А ночью снова вьюжило и сыпало с неба то мелкой мукой, то большими хлопьями. Так и враждовали две сестры, не желая уступать друг другу.

Дарья достала из кладовой последний мешок подсолнечных семечек и снарядила Райку отвезти их в соседнюю деревню на маслобойку. Дорога ей была известна. Пару месяцев назад они вдвоём с тёткой возили мешок побольше. Поклажу уложили на санки, привязали верёвкой. Треть семян было велено отдать хозяйке маслобойки, из остального отжать масло. К весне жарить на нём было уже почти нечего. Доедали мелкую сморщенную картошку. Рядом с ней в подполье лежала крупная, отобранная для посадки, но брать её было запрещено. Заливали маслом квашеную капусту, засыпая сверху зелёным луком, проросшим на подоконнике. Меняли масло и на муку.

Дни стали длиннее и теплее, и Дарья решила, что племянницу можно отправить одну.

– Нигде не останавливайся. Рот не разевай, – давала она напутствия девочке. Пару часов туда. Пару обратно. Там передохнёт, пока масло жать будут. Чужих здесь нет, все свои, обидеть девочку не должны.

Сначала шлось весело и хорошо. Санки быстро скользили по подтаявшему снегу. Солнце озорно припекало. Стало даже жарко, и Райка расстегнула две верхние пуговицы фуфайки и развязала платок.

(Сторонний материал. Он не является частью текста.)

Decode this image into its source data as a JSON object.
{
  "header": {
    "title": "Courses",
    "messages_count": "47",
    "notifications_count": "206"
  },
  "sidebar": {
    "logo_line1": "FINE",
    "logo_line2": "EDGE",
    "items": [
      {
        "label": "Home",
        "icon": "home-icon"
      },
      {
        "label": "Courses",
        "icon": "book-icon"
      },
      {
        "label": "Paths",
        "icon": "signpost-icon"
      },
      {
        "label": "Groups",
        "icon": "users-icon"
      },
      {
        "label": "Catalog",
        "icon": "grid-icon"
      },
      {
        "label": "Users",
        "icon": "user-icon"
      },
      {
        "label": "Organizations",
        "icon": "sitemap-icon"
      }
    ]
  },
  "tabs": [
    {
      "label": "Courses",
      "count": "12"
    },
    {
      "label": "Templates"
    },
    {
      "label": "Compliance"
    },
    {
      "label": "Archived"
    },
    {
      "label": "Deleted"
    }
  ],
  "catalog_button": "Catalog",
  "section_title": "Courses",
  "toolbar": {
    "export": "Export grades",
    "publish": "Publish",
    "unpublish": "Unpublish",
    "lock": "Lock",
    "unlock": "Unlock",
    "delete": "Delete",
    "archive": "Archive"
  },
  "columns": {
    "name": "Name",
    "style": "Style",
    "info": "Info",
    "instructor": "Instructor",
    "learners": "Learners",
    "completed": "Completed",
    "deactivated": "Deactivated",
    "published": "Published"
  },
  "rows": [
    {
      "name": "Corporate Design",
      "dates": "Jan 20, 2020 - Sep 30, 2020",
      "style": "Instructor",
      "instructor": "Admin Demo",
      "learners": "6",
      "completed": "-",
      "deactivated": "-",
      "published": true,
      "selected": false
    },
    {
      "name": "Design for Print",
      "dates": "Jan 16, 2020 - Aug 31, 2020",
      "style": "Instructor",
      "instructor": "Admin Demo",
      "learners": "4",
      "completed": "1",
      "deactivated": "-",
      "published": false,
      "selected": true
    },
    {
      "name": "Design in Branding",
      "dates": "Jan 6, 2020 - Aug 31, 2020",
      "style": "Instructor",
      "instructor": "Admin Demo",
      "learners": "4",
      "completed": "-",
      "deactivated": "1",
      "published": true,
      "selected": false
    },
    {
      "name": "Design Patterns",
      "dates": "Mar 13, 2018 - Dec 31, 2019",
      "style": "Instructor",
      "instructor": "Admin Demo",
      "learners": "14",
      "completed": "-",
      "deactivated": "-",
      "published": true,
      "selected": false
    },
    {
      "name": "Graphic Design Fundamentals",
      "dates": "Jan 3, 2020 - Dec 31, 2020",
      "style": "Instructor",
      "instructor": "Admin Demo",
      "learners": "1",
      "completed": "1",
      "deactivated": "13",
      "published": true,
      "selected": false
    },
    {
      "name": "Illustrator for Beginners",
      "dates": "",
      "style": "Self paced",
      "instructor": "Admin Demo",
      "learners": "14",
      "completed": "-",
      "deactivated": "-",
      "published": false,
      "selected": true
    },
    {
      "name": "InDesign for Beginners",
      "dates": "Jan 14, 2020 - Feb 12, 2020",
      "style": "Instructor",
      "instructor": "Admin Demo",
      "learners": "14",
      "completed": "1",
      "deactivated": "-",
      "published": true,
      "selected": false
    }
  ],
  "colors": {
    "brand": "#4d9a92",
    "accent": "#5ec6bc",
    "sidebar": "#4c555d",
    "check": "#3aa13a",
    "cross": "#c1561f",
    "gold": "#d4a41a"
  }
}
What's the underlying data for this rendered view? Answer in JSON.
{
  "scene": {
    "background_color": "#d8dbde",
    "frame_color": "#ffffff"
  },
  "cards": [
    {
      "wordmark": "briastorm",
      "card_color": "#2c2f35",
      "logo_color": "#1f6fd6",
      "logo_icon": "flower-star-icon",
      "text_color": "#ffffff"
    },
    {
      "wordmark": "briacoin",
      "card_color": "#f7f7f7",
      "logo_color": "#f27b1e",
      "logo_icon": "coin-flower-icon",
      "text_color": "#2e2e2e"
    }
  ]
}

Вот исчезла позади за холмами родная деревня. Потянулось унылое пустое поле. Ледяной границей блеснула впереди река. Бабы ходили зимой по ней, срезая большой крюк. И Райка смело направилась туда знакомой дорогой. Навстречу ей показалась взрослая фигура. Солнце светило путнику в спину, и девочка не могла узнать человека. С тревогой она крепче взялась за верёвочку. Вдруг отберут!

Но вскоре Райка разглядела знакомое лицо тётки Лиды. Та тащила в санках хворост.

– К реке идёшь? – спросила женщина. Райка закивала головой. – Не ходи. Скоро ледоход будет. Опасно.

– А как же мне перейти? – растерялся ребёнок. Они с тёткой ходили только этой дорогой.

– А ты вдоль берега ступай, – указывала ей Лидия. – Там река поворачивает, а ты прямо на дома иди. Их там уже увидишь.

– А не заблужусь? – засомневалась девчушка.

– Да нет, – замахала руками тётка Лида, – вдоль реки тропинка. Я там всегда хворост набираю.

Райка грустно посмотрела на реку. Лёд ярко блестел на солнце. Старой дороги на нём не было, всё растаяло. Выдержит – не выдержит, рисковать не стала, послушала совета женщины.

Тропинка была хорошая, широкая, протоптанная. К тому же от ветра защищал высокий склон у берега. Разморённая девочка шла медленно. Груз стал казаться очень тяжёлым. Она несколько раз останавливалась и приседала на санки для отдыха.

Птицы шумели в прибрежных зарослях. Стало совсем по-весеннему, тепло и радостно. Вдруг тропинка оборвалась. Русло реки уходило резко в сторону. Впереди действительно чернели крыши. До деревни было совсем недалеко, всего-то луг пересечь. Но в поле зимой никто не ходил. Снег ровным ковром лежал от реки до домов. Потащила Райка санки по заснеженной равнине, утопая по колено. Намучилась она. Вроде и идти немного, а дома всё не приближаются. Солнце поднялось совсем высоко, жарит вовсю, сил нет. Снег слепит. Доплелась девочка до первого стога и присела отдохнуть в тени. Облокотилась на сено и прикрыла глаза на минуту. Тихо вокруг в поле, даже ветер не гуляет. Шелестит сухая трава под ухом. Искрится снег под весенним солнцем. Жарко Райке, хорошо. Ноги, руки уставшие расслабила и уснула крепким сном. Казалось ей, что только глаза прикрыла, а вновь открыла – вроде, и полегче стало, сил прибавилось. Отправилась путница дальше со своим мешком.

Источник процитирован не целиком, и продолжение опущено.